New Delhi: While the rest of Delhi has moved to a simpler, more transparent ‘unit area method’ of property tax calculation, the New Delhi Municipal Council on Tuesday once again asked residents to verify their house tax assessments and contest discrepancies under the old system, which is set for a phase-out.

The civic body has released its latest assessment list based on the rateable value method.
Even though Parliament has cleared the Jan Vishwas (Amendment of Provisions) Act, 2026, which enables NDMC to adopt the unit area method (UAM)—a system already in use across areas governed by the Municipal Corporation of Delhi since 2004—the NDMC is still in the process of switching over to the new system, officials said.
Under UAM, property tax is calculated using clear, fixed parameters such as the size of the property, its use, age, and location, making the process more predictable and easier for taxpayers to understand.
In NDMC’s case, taxes are calculated based on a dual system involving estimates of rental value, property records, and ground surveys.
“We are in the process of switching over to the unit area method within this financial year. Until it is implemented, the existing system will continue,” a senior NDMC official said.
A public notice issued by NDMC said the assessment list for 2026–27 is available for inspection on the 9th floor of Palika Kendra and can also be accessed online. Property owners can file objections either digitally or in person within the stipulated period.

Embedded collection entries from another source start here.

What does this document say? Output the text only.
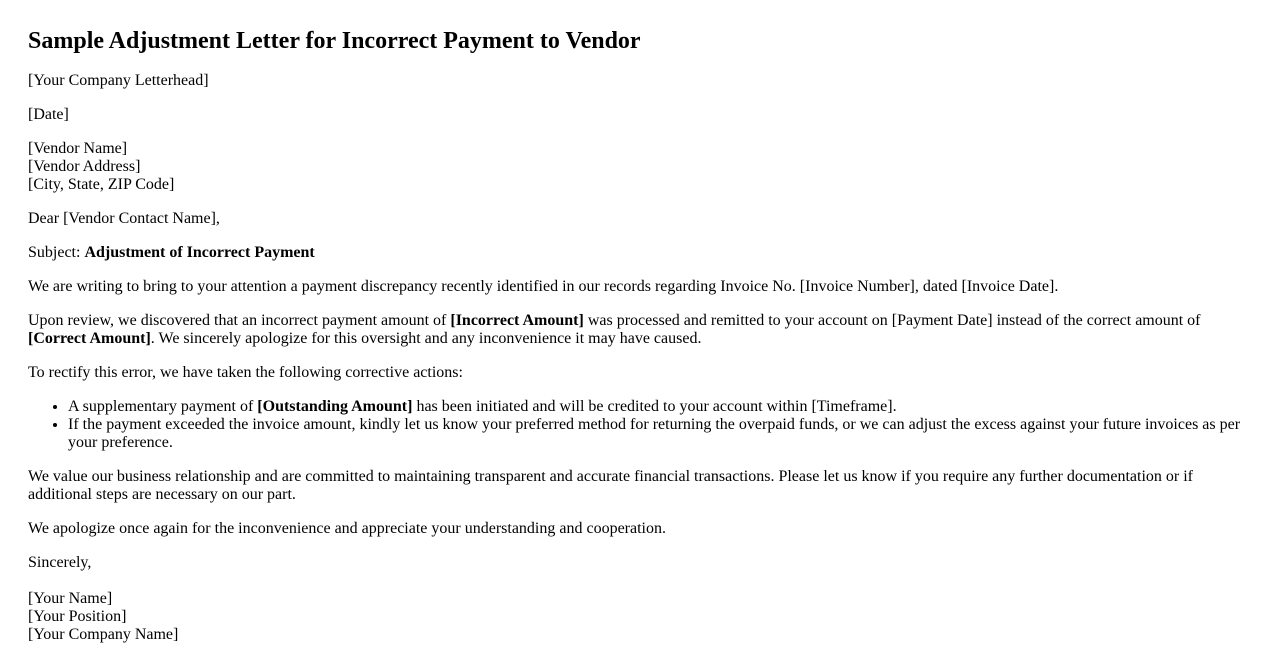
Sample Adjustment Letter for Incorrect Payment to Vendor

[Your Company Letterhead]

[Date]

[Vendor Name]

[Vendor Address]

[City, State, ZIP Code]

Dear [Vendor Contact Name],

Subject: Adjustment of Incorrect Payment

We are writing to bring to your attention a payment discrepancy recently identified in our records regarding Invoice No. [Invoice Number], dated [Invoice Date].

Upon review, we discovered that an incorrect payment amount of [Incorrect Amount] was processed and remitted to your account on [Payment Date] instead of the correct amount of [Correct Amount]. We sincerely apologize for this oversight and any inconvenience it may have caused.

To rectify this error, we have taken the following corrective actions:

• A supplementary payment of [Outstanding Amount] has been initiated and will be credited to your account within [Timeframe].
• If the payment exceeded the invoice amount, kindly let us know your preferred method for returning the overpaid funds, or we can adjust the excess against your future invoices as per your preference.

We value our business relationship and are committed to maintaining transparent and accurate financial transactions. Please let us know if you require any further documentation or if additional steps are necessary on our part.

We apologize once again for the inconvenience and appreciate your understanding and cooperation.

Sincerely,

[Your Name]

[Your Position]

[Your Company Name]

Over the last few years, the archaic tax system has been at the centre of a tussle between property owners, occupiers, and the civic body, leading to sealing drives in areas such as Connaught Place, Khan Market, Gole Market, and KG Marg.
Atul Bhargava, New Delhi Traders Association president, said, “The current system allows officials to act arbitrarily and leaves room for corruption. We recently saw a case where a self-occupied property was assessed as deemed rental, with the tax pegged at over ₹2 crore.”
“There are 200–250 property tax disputes pending in courts. NDMC should also work towards settling these cases,” he said.
An NDMC official said a committee will soon be formed to determine the multiplication factors that will form the basis of tax calculation under the unit area method. “There is no fixed deadline for moving to the unit area method,” the official said.
NDMC currently has around 16,400 properties under its tax net, with approximately 10,500 taxpayers. This includes about 1,600 government-owned properties. Officials noted that the number of taxpayers assessed under the rent-based system remains fluid, adding to the complexity of administration.